We're moving out of our apartment at the end of March, thanks to a cranky landlord and rental laws that give foreigners few rights.
Not unlike elsewhere in the world, the real estate industry here seems to be full of fraud, scams and tax evasion. It's common to hear of renters not getting their deposits back at the end of their lease, even though no damage has been done to the apartment. Sometimes renters put a deposit down never to actually receive the apartment — and of course don't get their deposit back. All prices are listed in dollars and many landlords try to demand rent in dollars, in violation of Argentine law.
There are also different types of rental contracts. The standard Argentine lease is for two years and isn't usually available to foreigners (because they don't have a garantia). There's a separate type of temporary lease with a duration of no more than six months. Since there's a large number of foreigners and students here, as well as tourists looking for a cheaper alternative to hotels, there's a large market catering to short-term rentals. These apartments are usually furnished and the price is usually all inclusive (taxes, utilities, internet).
As Ben wrote previously, the government recently imposed restrictions on buying dollars, which means that Argentines who haven't been declaring their rental income can't convert rent paid in pesos to dollars. But foreigners are also unable to convert to dollars, meaning they need to pay in pesos.
The new rules don't matter for tourists looking for an apartment for a week. It's easy for them to bring dollars with them (the legal limit is still $10,000) and pay for their apartment in dollars. And the biggest short-term rental site, ByT, has hundreds of listings. There are some horror stories of people whose apartments rented through ByT weren't what they were expecting. But, at the least, the option of renting with them exists (we rented through them our first month and had no problems).
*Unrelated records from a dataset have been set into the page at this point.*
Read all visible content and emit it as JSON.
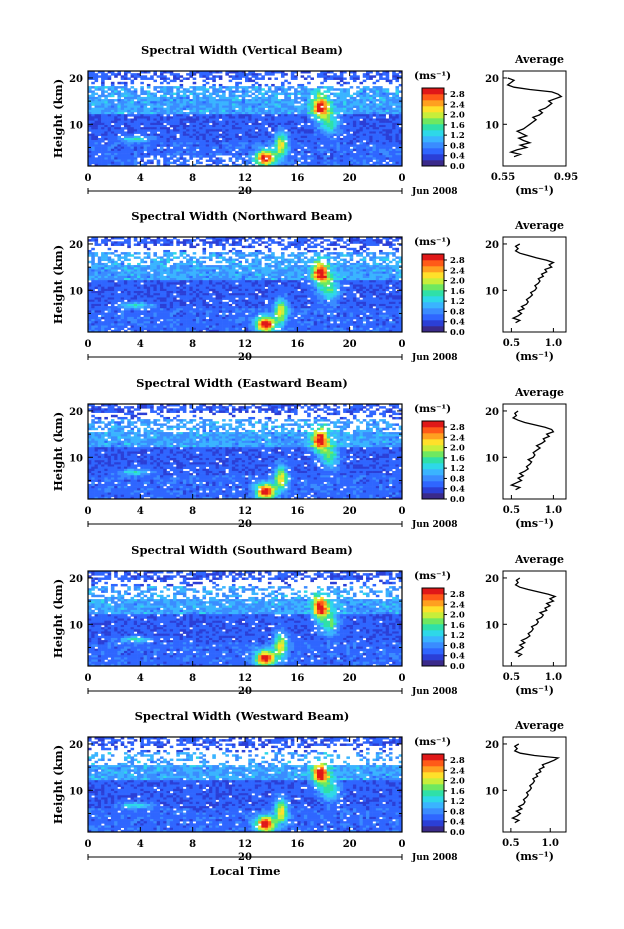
{
  "chart_data": [
    {
      "type": "heatmap",
      "title": "Spectral Width (Vertical Beam)",
      "ylabel": "Height (km)",
      "x_ticks": [
        "0",
        "4",
        "8",
        "12",
        "16",
        "20",
        "0"
      ],
      "y_ticks": [
        "20",
        "10"
      ],
      "date_day": "20",
      "date_label": "Jun 2008",
      "colorbar": {
        "unit": "(ms⁻¹)",
        "ticks": [
          "2.8",
          "2.4",
          "2.0",
          "1.6",
          "1.2",
          "0.8",
          "0.4",
          "0.0"
        ]
      },
      "profile": {
        "title": "Average",
        "xlabel": "(ms⁻¹)",
        "x_ticks": [
          "0.55",
          "0.95"
        ],
        "y_ticks": [
          "20",
          "10"
        ],
        "xlim": [
          0.55,
          0.95
        ],
        "points": [
          [
            0.62,
            3
          ],
          [
            0.66,
            3.5
          ],
          [
            0.6,
            4
          ],
          [
            0.64,
            4.5
          ],
          [
            0.7,
            5
          ],
          [
            0.66,
            5.5
          ],
          [
            0.72,
            6
          ],
          [
            0.68,
            6.5
          ],
          [
            0.65,
            7
          ],
          [
            0.7,
            7.5
          ],
          [
            0.67,
            8
          ],
          [
            0.64,
            8.5
          ],
          [
            0.68,
            9
          ],
          [
            0.7,
            9.5
          ],
          [
            0.72,
            10
          ],
          [
            0.74,
            10.5
          ],
          [
            0.76,
            11
          ],
          [
            0.74,
            11.5
          ],
          [
            0.78,
            12
          ],
          [
            0.8,
            12.5
          ],
          [
            0.78,
            13
          ],
          [
            0.82,
            13.5
          ],
          [
            0.84,
            14
          ],
          [
            0.86,
            14.5
          ],
          [
            0.84,
            15
          ],
          [
            0.88,
            15.5
          ],
          [
            0.92,
            16
          ],
          [
            0.9,
            16.5
          ],
          [
            0.86,
            17
          ],
          [
            0.72,
            17.5
          ],
          [
            0.62,
            18
          ],
          [
            0.58,
            18.5
          ],
          [
            0.6,
            19
          ],
          [
            0.62,
            19.5
          ],
          [
            0.58,
            20
          ]
        ]
      }
    },
    {
      "type": "heatmap",
      "title": "Spectral Width (Northward Beam)",
      "ylabel": "Height (km)",
      "x_ticks": [
        "0",
        "4",
        "8",
        "12",
        "16",
        "20",
        "0"
      ],
      "y_ticks": [
        "20",
        "10"
      ],
      "date_day": "20",
      "date_label": "Jun 2008",
      "colorbar": {
        "unit": "(ms⁻¹)",
        "ticks": [
          "2.8",
          "2.4",
          "2.0",
          "1.6",
          "1.2",
          "0.8",
          "0.4",
          "0.0"
        ]
      },
      "profile": {
        "title": "Average",
        "xlabel": "(ms⁻¹)",
        "x_ticks": [
          "0.5",
          "1.0"
        ],
        "y_ticks": [
          "20",
          "10"
        ],
        "xlim": [
          0.4,
          1.15
        ],
        "points": [
          [
            0.55,
            3
          ],
          [
            0.6,
            3.5
          ],
          [
            0.52,
            4
          ],
          [
            0.58,
            4.5
          ],
          [
            0.62,
            5
          ],
          [
            0.58,
            5.5
          ],
          [
            0.65,
            6
          ],
          [
            0.62,
            6.5
          ],
          [
            0.68,
            7
          ],
          [
            0.7,
            7.5
          ],
          [
            0.68,
            8
          ],
          [
            0.72,
            8.5
          ],
          [
            0.75,
            9
          ],
          [
            0.73,
            9.5
          ],
          [
            0.78,
            10
          ],
          [
            0.8,
            10.5
          ],
          [
            0.78,
            11
          ],
          [
            0.82,
            11.5
          ],
          [
            0.84,
            12
          ],
          [
            0.82,
            12.5
          ],
          [
            0.88,
            13
          ],
          [
            0.86,
            13.5
          ],
          [
            0.92,
            14
          ],
          [
            0.9,
            14.5
          ],
          [
            0.98,
            15
          ],
          [
            0.95,
            15.5
          ],
          [
            1.0,
            16
          ],
          [
            0.92,
            16.5
          ],
          [
            0.8,
            17
          ],
          [
            0.7,
            17.5
          ],
          [
            0.6,
            18
          ],
          [
            0.55,
            18.5
          ],
          [
            0.58,
            19
          ],
          [
            0.55,
            19.5
          ],
          [
            0.6,
            20
          ]
        ]
      }
    },
    {
      "type": "heatmap",
      "title": "Spectral Width (Eastward Beam)",
      "ylabel": "Height (km)",
      "x_ticks": [
        "0",
        "4",
        "8",
        "12",
        "16",
        "20",
        "0"
      ],
      "y_ticks": [
        "20",
        "10"
      ],
      "date_day": "20",
      "date_label": "Jun 2008",
      "colorbar": {
        "unit": "(ms⁻¹)",
        "ticks": [
          "2.8",
          "2.4",
          "2.0",
          "1.6",
          "1.2",
          "0.8",
          "0.4",
          "0.0"
        ]
      },
      "profile": {
        "title": "Average",
        "xlabel": "(ms⁻¹)",
        "x_ticks": [
          "0.5",
          "1.0"
        ],
        "y_ticks": [
          "20",
          "10"
        ],
        "xlim": [
          0.4,
          1.15
        ],
        "points": [
          [
            0.55,
            3
          ],
          [
            0.6,
            3.5
          ],
          [
            0.5,
            4
          ],
          [
            0.56,
            4.5
          ],
          [
            0.62,
            5
          ],
          [
            0.58,
            5.5
          ],
          [
            0.64,
            6
          ],
          [
            0.6,
            6.5
          ],
          [
            0.66,
            7
          ],
          [
            0.7,
            7.5
          ],
          [
            0.68,
            8
          ],
          [
            0.72,
            8.5
          ],
          [
            0.74,
            9
          ],
          [
            0.7,
            9.5
          ],
          [
            0.76,
            10
          ],
          [
            0.78,
            10.5
          ],
          [
            0.76,
            11
          ],
          [
            0.8,
            11.5
          ],
          [
            0.84,
            12
          ],
          [
            0.8,
            12.5
          ],
          [
            0.86,
            13
          ],
          [
            0.9,
            13.5
          ],
          [
            0.88,
            14
          ],
          [
            0.95,
            14.5
          ],
          [
            0.92,
            15
          ],
          [
            1.0,
            15.5
          ],
          [
            0.98,
            16
          ],
          [
            0.9,
            16.5
          ],
          [
            0.78,
            17
          ],
          [
            0.66,
            17.5
          ],
          [
            0.58,
            18
          ],
          [
            0.52,
            18.5
          ],
          [
            0.56,
            19
          ],
          [
            0.54,
            19.5
          ],
          [
            0.58,
            20
          ]
        ]
      }
    },
    {
      "type": "heatmap",
      "title": "Spectral Width (Southward Beam)",
      "ylabel": "Height (km)",
      "x_ticks": [
        "0",
        "4",
        "8",
        "12",
        "16",
        "20",
        "0"
      ],
      "y_ticks": [
        "20",
        "10"
      ],
      "date_day": "20",
      "date_label": "Jun 2008",
      "colorbar": {
        "unit": "(ms⁻¹)",
        "ticks": [
          "2.8",
          "2.4",
          "2.0",
          "1.6",
          "1.2",
          "0.8",
          "0.4",
          "0.0"
        ]
      },
      "profile": {
        "title": "Average",
        "xlabel": "(ms⁻¹)",
        "x_ticks": [
          "0.5",
          "1.0"
        ],
        "y_ticks": [
          "20",
          "10"
        ],
        "xlim": [
          0.4,
          1.15
        ],
        "points": [
          [
            0.58,
            3
          ],
          [
            0.62,
            3.5
          ],
          [
            0.55,
            4
          ],
          [
            0.6,
            4.5
          ],
          [
            0.64,
            5
          ],
          [
            0.6,
            5.5
          ],
          [
            0.66,
            6
          ],
          [
            0.62,
            6.5
          ],
          [
            0.68,
            7
          ],
          [
            0.72,
            7.5
          ],
          [
            0.7,
            8
          ],
          [
            0.74,
            8.5
          ],
          [
            0.76,
            9
          ],
          [
            0.74,
            9.5
          ],
          [
            0.8,
            10
          ],
          [
            0.82,
            10.5
          ],
          [
            0.8,
            11
          ],
          [
            0.86,
            11.5
          ],
          [
            0.88,
            12
          ],
          [
            0.84,
            12.5
          ],
          [
            0.92,
            13
          ],
          [
            0.9,
            13.5
          ],
          [
            0.96,
            14
          ],
          [
            0.92,
            14.5
          ],
          [
            1.0,
            15
          ],
          [
            0.96,
            15.5
          ],
          [
            1.02,
            16
          ],
          [
            0.94,
            16.5
          ],
          [
            0.82,
            17
          ],
          [
            0.7,
            17.5
          ],
          [
            0.6,
            18
          ],
          [
            0.55,
            18.5
          ],
          [
            0.58,
            19
          ],
          [
            0.56,
            19.5
          ],
          [
            0.6,
            20
          ]
        ]
      }
    },
    {
      "type": "heatmap",
      "title": "Spectral Width (Westward Beam)",
      "ylabel": "Height (km)",
      "x_ticks": [
        "0",
        "4",
        "8",
        "12",
        "16",
        "20",
        "0"
      ],
      "y_ticks": [
        "20",
        "10"
      ],
      "date_day": "20",
      "date_label": "Jun 2008",
      "xlabel": "Local Time",
      "colorbar": {
        "unit": "(ms⁻¹)",
        "ticks": [
          "2.8",
          "2.4",
          "2.0",
          "1.6",
          "1.2",
          "0.8",
          "0.4",
          "0.0"
        ]
      },
      "profile": {
        "title": "Average",
        "xlabel": "(ms⁻¹)",
        "x_ticks": [
          "0.5",
          "1.0"
        ],
        "y_ticks": [
          "20",
          "10"
        ],
        "xlim": [
          0.4,
          1.2
        ],
        "points": [
          [
            0.55,
            3
          ],
          [
            0.6,
            3.5
          ],
          [
            0.52,
            4
          ],
          [
            0.58,
            4.5
          ],
          [
            0.62,
            5
          ],
          [
            0.57,
            5.5
          ],
          [
            0.64,
            6
          ],
          [
            0.6,
            6.5
          ],
          [
            0.66,
            7
          ],
          [
            0.68,
            7.5
          ],
          [
            0.66,
            8
          ],
          [
            0.7,
            8.5
          ],
          [
            0.72,
            9
          ],
          [
            0.7,
            9.5
          ],
          [
            0.74,
            10
          ],
          [
            0.76,
            10.5
          ],
          [
            0.74,
            11
          ],
          [
            0.78,
            11.5
          ],
          [
            0.8,
            12
          ],
          [
            0.78,
            12.5
          ],
          [
            0.84,
            13
          ],
          [
            0.82,
            13.5
          ],
          [
            0.88,
            14
          ],
          [
            0.86,
            14.5
          ],
          [
            0.92,
            15
          ],
          [
            0.9,
            15.5
          ],
          [
            0.98,
            16
          ],
          [
            1.05,
            16.5
          ],
          [
            1.1,
            17
          ],
          [
            0.8,
            17.5
          ],
          [
            0.62,
            18
          ],
          [
            0.55,
            18.5
          ],
          [
            0.58,
            19
          ],
          [
            0.55,
            19.5
          ],
          [
            0.6,
            20
          ]
        ]
      }
    }
  ],
  "colormap": [
    "#3a2a8a",
    "#2b3fd6",
    "#2f66ff",
    "#3a8cff",
    "#3ab4ff",
    "#2ed8e8",
    "#2fe0a8",
    "#6fe860",
    "#c8ee3a",
    "#ffe02a",
    "#ffa020",
    "#ff5a18",
    "#e01818"
  ],
  "colors": {
    "axis": "#000000",
    "gap": "#ffffff",
    "profile_line": "#000000"
  }
}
But ByT has no interest in serving clients looking for more than a one- or two-week lease. If you want to know any more than the basic information about an apartment, they decide you aren't worth their trouble and pretty much stop dealing with you. There's no assistance in finding the kind of listing you want -- you have to search through every listing on their site, and inquire individually about whether they're available. And for long-term rentals, they're willing to show you one and only one apartment in person. If you don't like the one you choose, tough luck.
There are other sites that are more willing to facilitate long-term leases. After all, signing someone up for five months assures that the apartment won't be vacant at all. But many of these sites don't have the same range of apartments. In most cases, filtering for our neighborhood and our current rent + $300 returned only one or two results. On ByT, there were dozens. And most of those sites still cater primarily to tourists.
I've never worked in real estate. But I have to imagine that there's a value to medium-term rentals. If you're renting a place out every week, you have to have the staff available to deal with all the requests and also to check-in and check-out guests. Plus there's the risk that an apartment will remain vacant for a week. With rentals of a month or more, the work involved in renting an apartment decreases significantly. You have to welcome guests much less frequently, and there are fewer opportunities for guests to be unhappy about the quality of their apartment.
I'd love to see someone start a real estate agency here aimed at affordable medium-term rentals. Sign up enough owners who are willing to accept rent in pesos in exchange for more guaranteed income. Market yourself to foreigners living in Argentina, not to tourists. And don't scam people. This would be a huge improvement in the city's real estate scene. And there are plenty of people looking for exactly this kind of service.